パロウの移籍を最後に左右するのは、お金の問題なのかもしれない。
例えば、アロウ・マクラーレンはパロウに高額をオファーし、チップ・ガナッシはそうでもない……というのなら、『アロウ・マクラーレンに移籍して、チームの将来性に期待しよう』とパロウが考えても仕方がないだろう。
ところが、今聞こえてきているのは、パロウが契約を改めると言うのなら、チップ・ガナッシはそれなりの契約金を払う意志がある……という話なのだ。それも、“かなりの額を用意している”といった噂さえある。
また、現在チップ・ガナッシに在籍し、これまで6度のチャンピオンに輝いたスコット・ディクソンもすでに42歳となった。ディクソンのキャリアも、終わりが近づいて来ていることは否定できない。
そのため、すでにドライバーとして完成の領域に近づいているパロウは、チームのエースとなる才能を備えており、是非とも確保したいドライバーとなっているようだ。
パロウからすれば、ギャラに大きな差がないのならば、すでに3シーズンを戦ってチームにも馴染んでいるうえ、実力も実績もナンバーワンであるチップ・ガナッシで走り続ける方が賢明だろう。
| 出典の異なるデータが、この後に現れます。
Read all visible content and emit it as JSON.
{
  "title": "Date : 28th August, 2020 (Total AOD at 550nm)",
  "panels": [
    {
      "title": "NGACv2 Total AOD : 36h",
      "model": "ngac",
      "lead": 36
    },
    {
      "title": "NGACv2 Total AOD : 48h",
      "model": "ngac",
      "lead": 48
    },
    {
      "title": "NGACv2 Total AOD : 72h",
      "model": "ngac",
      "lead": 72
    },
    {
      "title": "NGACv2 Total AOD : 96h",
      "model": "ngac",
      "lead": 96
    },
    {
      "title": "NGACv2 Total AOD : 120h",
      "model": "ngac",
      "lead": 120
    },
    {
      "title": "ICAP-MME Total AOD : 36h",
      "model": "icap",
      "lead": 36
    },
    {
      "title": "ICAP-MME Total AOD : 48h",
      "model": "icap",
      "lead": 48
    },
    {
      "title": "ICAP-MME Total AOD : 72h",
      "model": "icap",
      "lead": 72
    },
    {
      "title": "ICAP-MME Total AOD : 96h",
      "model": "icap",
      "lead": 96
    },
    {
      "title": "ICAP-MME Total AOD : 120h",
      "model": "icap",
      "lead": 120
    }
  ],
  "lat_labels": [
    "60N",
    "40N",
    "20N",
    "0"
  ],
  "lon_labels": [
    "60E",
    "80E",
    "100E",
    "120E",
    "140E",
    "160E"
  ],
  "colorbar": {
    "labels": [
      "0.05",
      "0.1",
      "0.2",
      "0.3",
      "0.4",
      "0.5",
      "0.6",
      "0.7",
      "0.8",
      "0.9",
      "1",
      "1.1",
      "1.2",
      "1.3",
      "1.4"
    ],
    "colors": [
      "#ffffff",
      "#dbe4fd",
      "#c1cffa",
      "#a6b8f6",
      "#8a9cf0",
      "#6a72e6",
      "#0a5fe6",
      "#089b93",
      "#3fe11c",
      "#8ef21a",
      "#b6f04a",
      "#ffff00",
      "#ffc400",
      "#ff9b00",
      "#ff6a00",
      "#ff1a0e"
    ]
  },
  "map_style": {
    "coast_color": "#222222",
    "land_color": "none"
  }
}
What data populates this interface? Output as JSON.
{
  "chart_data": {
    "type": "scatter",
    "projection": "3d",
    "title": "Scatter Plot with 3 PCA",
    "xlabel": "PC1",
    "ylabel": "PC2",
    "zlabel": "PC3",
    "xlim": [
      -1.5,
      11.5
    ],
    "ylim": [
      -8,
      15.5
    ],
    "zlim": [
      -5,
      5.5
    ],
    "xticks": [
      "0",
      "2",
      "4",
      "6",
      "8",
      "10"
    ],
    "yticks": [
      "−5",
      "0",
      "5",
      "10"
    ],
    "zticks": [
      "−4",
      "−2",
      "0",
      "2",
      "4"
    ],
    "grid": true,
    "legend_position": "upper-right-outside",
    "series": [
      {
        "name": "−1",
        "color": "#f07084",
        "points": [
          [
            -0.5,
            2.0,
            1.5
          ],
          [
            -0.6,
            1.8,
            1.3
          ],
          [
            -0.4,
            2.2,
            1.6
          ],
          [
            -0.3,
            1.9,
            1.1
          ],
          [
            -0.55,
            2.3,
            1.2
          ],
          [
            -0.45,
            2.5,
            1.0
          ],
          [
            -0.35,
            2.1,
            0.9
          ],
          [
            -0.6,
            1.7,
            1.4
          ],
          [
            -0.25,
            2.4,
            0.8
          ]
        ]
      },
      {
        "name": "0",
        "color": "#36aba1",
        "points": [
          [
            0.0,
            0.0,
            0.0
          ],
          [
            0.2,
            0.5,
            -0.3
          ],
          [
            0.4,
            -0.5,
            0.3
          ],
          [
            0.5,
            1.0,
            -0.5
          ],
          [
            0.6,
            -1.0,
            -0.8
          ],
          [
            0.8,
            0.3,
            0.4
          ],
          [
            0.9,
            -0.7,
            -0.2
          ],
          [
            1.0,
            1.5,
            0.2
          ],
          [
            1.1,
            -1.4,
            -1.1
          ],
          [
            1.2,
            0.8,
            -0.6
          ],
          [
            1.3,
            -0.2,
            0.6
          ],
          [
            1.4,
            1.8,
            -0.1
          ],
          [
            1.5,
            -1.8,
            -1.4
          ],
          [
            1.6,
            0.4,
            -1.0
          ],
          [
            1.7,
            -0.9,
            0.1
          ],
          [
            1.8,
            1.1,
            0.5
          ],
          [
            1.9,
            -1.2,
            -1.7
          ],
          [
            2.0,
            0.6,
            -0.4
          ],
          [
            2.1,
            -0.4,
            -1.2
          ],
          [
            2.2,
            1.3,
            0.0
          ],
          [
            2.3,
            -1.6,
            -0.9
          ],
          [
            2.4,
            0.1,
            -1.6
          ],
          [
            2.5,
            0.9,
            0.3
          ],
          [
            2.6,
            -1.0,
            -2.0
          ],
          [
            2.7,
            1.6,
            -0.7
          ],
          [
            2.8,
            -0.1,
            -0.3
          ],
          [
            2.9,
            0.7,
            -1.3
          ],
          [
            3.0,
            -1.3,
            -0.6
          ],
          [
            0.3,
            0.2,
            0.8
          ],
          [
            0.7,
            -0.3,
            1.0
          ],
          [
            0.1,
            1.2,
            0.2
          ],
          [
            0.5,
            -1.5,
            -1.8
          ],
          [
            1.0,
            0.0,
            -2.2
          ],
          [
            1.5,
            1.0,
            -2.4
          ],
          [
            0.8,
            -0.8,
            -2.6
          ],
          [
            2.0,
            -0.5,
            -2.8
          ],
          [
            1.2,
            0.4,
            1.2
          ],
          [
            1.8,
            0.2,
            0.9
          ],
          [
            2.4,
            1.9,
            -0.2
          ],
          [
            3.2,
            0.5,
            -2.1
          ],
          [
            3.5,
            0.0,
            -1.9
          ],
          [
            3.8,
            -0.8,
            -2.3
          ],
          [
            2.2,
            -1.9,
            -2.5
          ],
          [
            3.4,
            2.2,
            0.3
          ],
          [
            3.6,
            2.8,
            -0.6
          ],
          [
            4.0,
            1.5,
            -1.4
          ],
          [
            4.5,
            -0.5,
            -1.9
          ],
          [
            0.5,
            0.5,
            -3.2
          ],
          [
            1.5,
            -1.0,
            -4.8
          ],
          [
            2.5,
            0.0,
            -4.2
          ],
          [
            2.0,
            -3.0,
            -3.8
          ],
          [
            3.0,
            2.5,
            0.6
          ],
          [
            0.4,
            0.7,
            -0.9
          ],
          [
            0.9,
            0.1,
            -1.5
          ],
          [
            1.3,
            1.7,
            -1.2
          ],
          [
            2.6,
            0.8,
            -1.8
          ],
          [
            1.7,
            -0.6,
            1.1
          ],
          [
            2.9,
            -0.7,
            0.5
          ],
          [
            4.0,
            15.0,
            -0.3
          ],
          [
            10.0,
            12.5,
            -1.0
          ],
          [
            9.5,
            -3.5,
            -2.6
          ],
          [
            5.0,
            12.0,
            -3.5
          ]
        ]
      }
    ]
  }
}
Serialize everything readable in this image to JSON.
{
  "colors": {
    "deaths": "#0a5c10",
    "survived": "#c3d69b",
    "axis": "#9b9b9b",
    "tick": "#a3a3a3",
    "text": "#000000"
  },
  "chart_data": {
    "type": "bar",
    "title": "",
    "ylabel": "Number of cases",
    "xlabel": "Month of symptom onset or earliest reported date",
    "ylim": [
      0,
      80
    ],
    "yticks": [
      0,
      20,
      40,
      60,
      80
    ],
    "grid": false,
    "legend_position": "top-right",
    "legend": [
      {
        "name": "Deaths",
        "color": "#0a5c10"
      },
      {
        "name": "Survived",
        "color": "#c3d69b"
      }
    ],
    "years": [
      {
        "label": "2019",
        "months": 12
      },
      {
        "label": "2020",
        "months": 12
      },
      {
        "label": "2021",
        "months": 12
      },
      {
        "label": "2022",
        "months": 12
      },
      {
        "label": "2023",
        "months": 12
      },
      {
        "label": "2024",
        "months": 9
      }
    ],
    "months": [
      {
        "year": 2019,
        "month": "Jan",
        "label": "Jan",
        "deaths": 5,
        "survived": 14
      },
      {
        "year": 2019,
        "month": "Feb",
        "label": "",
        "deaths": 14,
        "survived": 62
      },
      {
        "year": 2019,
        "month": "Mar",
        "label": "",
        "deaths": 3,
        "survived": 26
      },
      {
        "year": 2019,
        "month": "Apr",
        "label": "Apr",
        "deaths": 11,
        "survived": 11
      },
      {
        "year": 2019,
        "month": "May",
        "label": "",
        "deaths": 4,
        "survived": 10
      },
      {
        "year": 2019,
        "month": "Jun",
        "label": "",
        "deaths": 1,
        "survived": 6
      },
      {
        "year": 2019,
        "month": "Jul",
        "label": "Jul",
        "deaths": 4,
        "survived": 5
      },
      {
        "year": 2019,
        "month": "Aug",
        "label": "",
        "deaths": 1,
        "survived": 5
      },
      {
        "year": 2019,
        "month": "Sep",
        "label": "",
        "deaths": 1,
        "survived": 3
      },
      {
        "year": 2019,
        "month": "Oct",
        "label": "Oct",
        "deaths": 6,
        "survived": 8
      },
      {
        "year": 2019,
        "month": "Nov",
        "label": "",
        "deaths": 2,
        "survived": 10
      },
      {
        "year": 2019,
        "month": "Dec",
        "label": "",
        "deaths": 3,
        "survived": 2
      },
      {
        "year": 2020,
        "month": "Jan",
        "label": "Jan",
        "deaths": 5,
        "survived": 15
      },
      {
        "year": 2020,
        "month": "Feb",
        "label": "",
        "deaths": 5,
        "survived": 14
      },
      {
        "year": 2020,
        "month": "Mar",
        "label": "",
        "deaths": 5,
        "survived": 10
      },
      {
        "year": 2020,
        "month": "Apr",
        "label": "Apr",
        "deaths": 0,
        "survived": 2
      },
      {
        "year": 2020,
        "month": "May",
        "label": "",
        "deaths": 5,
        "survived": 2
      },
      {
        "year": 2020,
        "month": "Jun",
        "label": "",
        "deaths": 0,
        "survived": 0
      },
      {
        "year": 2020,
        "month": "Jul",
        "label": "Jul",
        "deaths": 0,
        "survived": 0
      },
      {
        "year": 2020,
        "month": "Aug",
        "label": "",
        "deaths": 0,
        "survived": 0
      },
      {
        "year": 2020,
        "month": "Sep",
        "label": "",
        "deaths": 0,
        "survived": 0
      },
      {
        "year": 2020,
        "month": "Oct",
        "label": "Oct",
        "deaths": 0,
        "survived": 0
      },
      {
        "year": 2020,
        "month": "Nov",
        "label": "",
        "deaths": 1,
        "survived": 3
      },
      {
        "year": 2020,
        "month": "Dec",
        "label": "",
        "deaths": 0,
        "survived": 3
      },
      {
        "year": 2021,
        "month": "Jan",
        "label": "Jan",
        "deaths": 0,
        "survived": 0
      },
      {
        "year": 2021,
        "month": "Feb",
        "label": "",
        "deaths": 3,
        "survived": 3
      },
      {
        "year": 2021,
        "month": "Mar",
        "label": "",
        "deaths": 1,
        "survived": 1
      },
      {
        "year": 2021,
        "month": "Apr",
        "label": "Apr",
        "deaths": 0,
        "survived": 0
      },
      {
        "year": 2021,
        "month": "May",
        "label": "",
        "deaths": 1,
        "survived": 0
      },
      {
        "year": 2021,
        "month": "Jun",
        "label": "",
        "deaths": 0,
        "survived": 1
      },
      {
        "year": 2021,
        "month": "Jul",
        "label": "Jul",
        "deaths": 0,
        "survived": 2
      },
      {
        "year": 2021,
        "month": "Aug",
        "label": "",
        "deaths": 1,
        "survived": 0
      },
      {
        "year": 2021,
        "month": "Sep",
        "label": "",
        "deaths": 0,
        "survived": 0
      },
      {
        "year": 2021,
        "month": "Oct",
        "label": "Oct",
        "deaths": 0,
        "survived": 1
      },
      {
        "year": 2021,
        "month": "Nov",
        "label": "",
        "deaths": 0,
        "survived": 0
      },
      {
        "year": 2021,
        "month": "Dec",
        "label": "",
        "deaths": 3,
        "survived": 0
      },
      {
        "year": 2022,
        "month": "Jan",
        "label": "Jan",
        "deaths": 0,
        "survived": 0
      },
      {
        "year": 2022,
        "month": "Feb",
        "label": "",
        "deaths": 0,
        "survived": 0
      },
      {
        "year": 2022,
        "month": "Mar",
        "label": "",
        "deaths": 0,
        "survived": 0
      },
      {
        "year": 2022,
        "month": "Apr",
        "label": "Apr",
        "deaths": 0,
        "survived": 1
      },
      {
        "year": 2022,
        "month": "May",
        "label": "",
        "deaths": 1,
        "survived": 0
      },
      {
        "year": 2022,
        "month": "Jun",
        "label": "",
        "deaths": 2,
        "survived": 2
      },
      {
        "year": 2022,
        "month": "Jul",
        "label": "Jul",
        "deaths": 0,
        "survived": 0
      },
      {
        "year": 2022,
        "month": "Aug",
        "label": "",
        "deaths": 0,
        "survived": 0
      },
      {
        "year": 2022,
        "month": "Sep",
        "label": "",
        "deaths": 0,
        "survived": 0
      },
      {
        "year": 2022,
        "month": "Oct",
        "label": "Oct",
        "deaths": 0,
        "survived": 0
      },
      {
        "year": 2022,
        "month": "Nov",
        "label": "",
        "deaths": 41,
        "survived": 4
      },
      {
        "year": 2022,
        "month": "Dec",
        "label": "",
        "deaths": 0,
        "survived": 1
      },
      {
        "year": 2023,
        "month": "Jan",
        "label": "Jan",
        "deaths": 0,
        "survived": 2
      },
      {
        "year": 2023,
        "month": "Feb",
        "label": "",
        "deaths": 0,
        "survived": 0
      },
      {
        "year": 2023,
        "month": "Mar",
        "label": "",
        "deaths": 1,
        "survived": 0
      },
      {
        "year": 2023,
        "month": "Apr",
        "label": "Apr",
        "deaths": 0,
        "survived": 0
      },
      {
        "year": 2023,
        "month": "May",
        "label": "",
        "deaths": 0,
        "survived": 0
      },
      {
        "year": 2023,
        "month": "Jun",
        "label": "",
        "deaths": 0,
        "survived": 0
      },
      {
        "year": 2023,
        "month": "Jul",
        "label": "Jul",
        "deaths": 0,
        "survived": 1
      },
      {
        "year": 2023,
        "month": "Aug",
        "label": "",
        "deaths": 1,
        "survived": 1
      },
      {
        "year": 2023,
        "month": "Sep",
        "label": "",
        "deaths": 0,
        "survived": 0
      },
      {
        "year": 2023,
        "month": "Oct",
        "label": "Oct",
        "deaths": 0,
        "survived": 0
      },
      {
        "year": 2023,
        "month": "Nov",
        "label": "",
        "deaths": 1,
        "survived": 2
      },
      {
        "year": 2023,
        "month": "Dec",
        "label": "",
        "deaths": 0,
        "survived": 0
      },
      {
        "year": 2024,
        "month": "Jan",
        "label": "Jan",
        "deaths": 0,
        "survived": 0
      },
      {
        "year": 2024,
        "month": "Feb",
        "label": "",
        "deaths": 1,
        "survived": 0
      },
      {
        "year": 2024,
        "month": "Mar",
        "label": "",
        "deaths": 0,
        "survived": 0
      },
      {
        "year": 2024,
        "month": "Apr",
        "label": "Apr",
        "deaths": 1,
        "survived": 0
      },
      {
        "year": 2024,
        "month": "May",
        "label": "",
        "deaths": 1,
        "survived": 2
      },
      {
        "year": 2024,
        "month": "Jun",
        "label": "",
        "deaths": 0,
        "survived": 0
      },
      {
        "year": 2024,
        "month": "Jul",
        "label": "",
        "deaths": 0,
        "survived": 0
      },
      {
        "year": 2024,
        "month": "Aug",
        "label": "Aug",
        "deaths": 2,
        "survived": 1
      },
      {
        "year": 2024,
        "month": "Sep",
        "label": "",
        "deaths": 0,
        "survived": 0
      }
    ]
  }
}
8戦を終え、ポイントスタンディングのトップにいるのはパロウ自身で、ランキング2位もチームメイトのエリクソンだ。彼らはここまで行われたレースの半数である4レースで勝っており、当然それはシリーズでナンバーワンの勝利数となっている。
さらに今シーズンのパロウは、栄えあるインディ500のポールポジションも獲得した。
対するアロウ・マクラーレンは、今季はいまだ1勝目を飾ることができていない。アンドレッティ・オートスポートを抜いて3番目に力を持つチームになりつつあるとも評されるアロウ・マクラーレンだが、勝利数で考えるならすでに今シーズン1勝を挙げているアンドレッティ・オートスポートの方が上だ。
また、アロウ・マクラーレンはパト・オワードのチームとして機能して来ており、今年からは元F1ドライバーであるアレクサンダー・ロッシも参画している。3人目のドライバーであるフェリックス・ローゼンクヴィストが残留しての4台体制となるのか、はたまたローゼンクヴィストは放出されてしまうのか、その辺りは不明だが、2024年にパロウがアロウ・マクラーレンに加入した場合、オワードとロッシというチームメイトたちとうまくやっていけるのかという心配もある。
今のチップ・ガナッシの体制であれば、パロウはディクソンやエリクソンらとの関係性も非常に良いために、なおのこと心配される要素だ。
パロウは今や、インディカー・シリーズで最も完成度の高いドライバーとなっている。ディクソンやウィル・パワー(チーム・ペンスキー)といった大ベテラン勢はスピードにやや翳りが見えて来ており、パロウにとって最も強力なライバルとなるのはジョセフ・ニューガーデン(チーム・ペンスキー)だろう。
オワードの速さもトップレベルで、オーバルでの勝利をすでに記録している点では彼の方が優っていると言えるが、レース中の冷静な状況判断、ミスの少なさ、ゴールまで走り切る能力ではパロウの方がオーワードより1ランク上だ。
また、コルトン・ハータ(アンドレッティ・オートスポート・ウィズ・カーブ・アガジャニアン)の才能も素晴らしいが、コースを選ばない速さという点においては、所属しているチームの差もあるが、現状パロウの方が優れているだろう。
最近の4戦で3勝(インディアナポリス/ロードコース、デトロイト、ロードアメリカ)を挙げ、インディ500ではポールポジションを獲得し、今のパロウはノリに乗っていると言える。
次戦ミド・オハイオでも優勝候補の筆頭はパロウだ。アイオワのダブルヘッダーか、ワールド・ワイド・テクノロジー・レースウェイでキャリア初のオーバルレース優勝を挙げる可能性も十分にある。
シーズン前半にして、2021年に初めてチャンピオンになった時の勝利数『3』にすでに到達しているパロウ、今年の彼はいったい何勝を挙げるのか。